To make the problem tractable, we first have to separate out the compressed angle zinc sites, and then we can do clustering on the set of ligand-zinc-ligand angles to determine in a mostly un-biased fashion what CGs are present and which zinc-site belongs to which CG.
The use of k-means clustering on the angles also required developing a way to order the ligand-zinc-ligand angles in such a way that they are comparable across all of the different CGs. The final method used in the paper was to order them using largest-sortedmiddle-opposite, which is the largest angle, the middle angles sorted in order, and lastly the opposite of the largest angle. This keeps them from being scrambled from site to site, and allows them to be comparable across zinc sites.
Also, because the number of true clusters was unknown as we are trying to discover in an unbiased way all CGs, the number of clusters was varied, and for each k-clusters, replicate clusterings done, and the stability of the clusters was assessed by cluster membership and locations across replicates.
Based on all this work, we were able to compare generated clusters from both the normal and compressed groups with canonical CGs to determine if a CG from clustering corresponds to a known CG or a novel CG. The normal clusters mostly corresponded to known CGs or unsurprising variants thereof. What was really interesting is that there were multiple clusters corresponding to a tetrahedral CG. To determine if the compressed CGs were merely a compressed variant of the canonical, the compressed angle was removed from the comparison to generate a probability of assignment. At least one of the compressed groups appear to be novel, in that it has not been described before, either structurally or functionally.

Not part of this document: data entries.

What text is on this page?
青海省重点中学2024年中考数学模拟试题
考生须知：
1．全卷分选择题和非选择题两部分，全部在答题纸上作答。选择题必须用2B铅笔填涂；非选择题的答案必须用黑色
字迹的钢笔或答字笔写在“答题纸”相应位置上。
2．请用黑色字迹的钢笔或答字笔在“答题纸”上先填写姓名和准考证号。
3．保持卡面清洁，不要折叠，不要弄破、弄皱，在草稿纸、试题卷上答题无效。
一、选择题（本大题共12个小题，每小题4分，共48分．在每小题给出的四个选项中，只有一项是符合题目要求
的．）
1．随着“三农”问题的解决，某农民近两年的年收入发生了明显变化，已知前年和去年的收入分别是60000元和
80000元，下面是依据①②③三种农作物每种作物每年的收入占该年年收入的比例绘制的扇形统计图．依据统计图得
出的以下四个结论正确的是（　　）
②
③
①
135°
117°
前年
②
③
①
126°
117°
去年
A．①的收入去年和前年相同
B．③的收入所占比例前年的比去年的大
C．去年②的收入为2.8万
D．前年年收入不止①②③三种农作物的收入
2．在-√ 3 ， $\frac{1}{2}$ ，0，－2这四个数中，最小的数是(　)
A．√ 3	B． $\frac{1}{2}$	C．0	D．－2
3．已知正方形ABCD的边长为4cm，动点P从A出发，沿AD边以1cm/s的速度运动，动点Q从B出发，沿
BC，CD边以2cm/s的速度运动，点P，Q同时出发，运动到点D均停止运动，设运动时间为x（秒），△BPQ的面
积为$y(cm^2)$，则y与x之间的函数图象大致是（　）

We also wanted to determine if there was a functional component to the CGs, i.e. different CGs have different functionality (this is my primary but not only contribution to this manuscript). To do this we annotated all of the PDB sequences using InterProScan, and kept annotations that intersected the range of amino-acids that potentially interact with the zinc ion. This bit is tricky, because many different CGs can have many different functionality, merely doing hypergeometric-enrichment of annotations in each cluster doesn't lead to a convincing picture; as we quickly found out (it was the first thing I tried). However, if we generate a measure of functional similarity between clusters (based on a faux covariance, really, read the paper, it is rather neat) and compare this functional cluster similarity measure with a cluster distance based on the angles, there is an extremely high Spearman correlation of 0.88 for the normal and 0.66 for the compressed CGs, implying that CG and function are intimately related.
Finally, we considered all normal and compressed clusters as separate groups and performed hypergeometric-enrichment on both the InterProScan and EC number annotations, finding enriched annotations specific to each group of clusters.

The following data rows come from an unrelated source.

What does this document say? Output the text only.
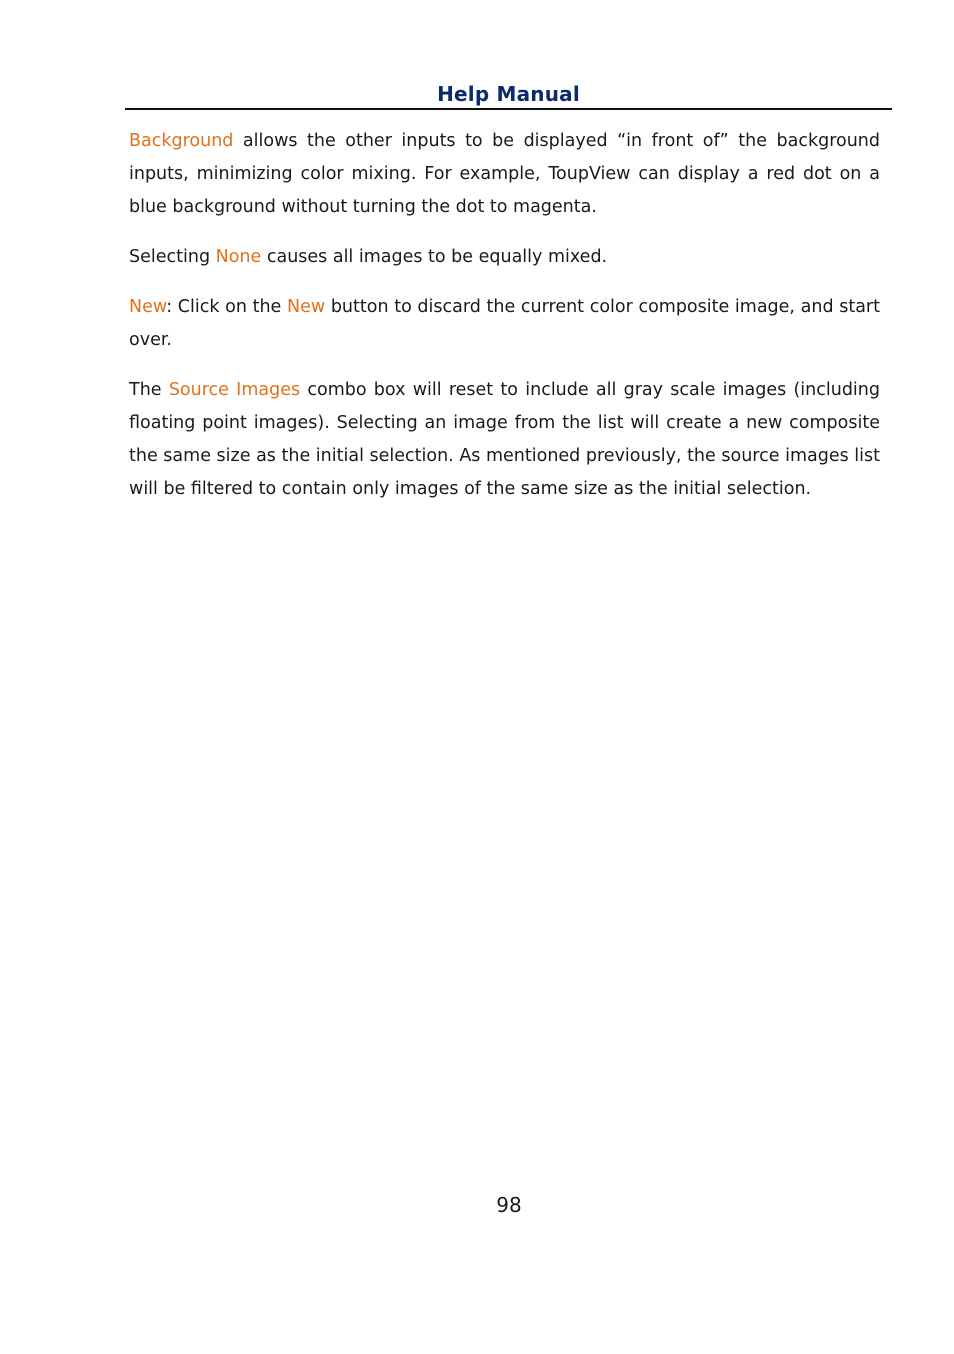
Help Manual

Background allows the other inputs to be displayed “in front of” the background inputs, minimizing color mixing. For example, ToupView can display a red dot on a blue background without turning the dot to magenta.

Selecting None causes all images to be equally mixed.

New: Click on the New button to discard the current color composite image, and start over.

The Source Images combo box will reset to include all gray scale images (including floating point images). Selecting an image from the list will create a new composite the same size as the initial selection. As mentioned previously, the source images list will be filtered to contain only images of the same size as the initial selection.

98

Making too many assumptions about biological structure can be a bad thing. Given that, however, if you are using canonical structures for assignment and you get a ton of outliers, maybe you need to re-examine your data and methods.
Machine learning methods such as random-forest, k-means clustering, and statistical classification can be readily used to discover and assign metal-ion CG. If you are careful, and separate out the compressed from normal first.
There is a rather tight relationship between a zinc-ion's CG and the functionality of the protein it is embedded within.
Although we have admittedly dropped the ball on this, there will be a tarball of all of the scripts used to generate the results including a README explaining how to run them available soon.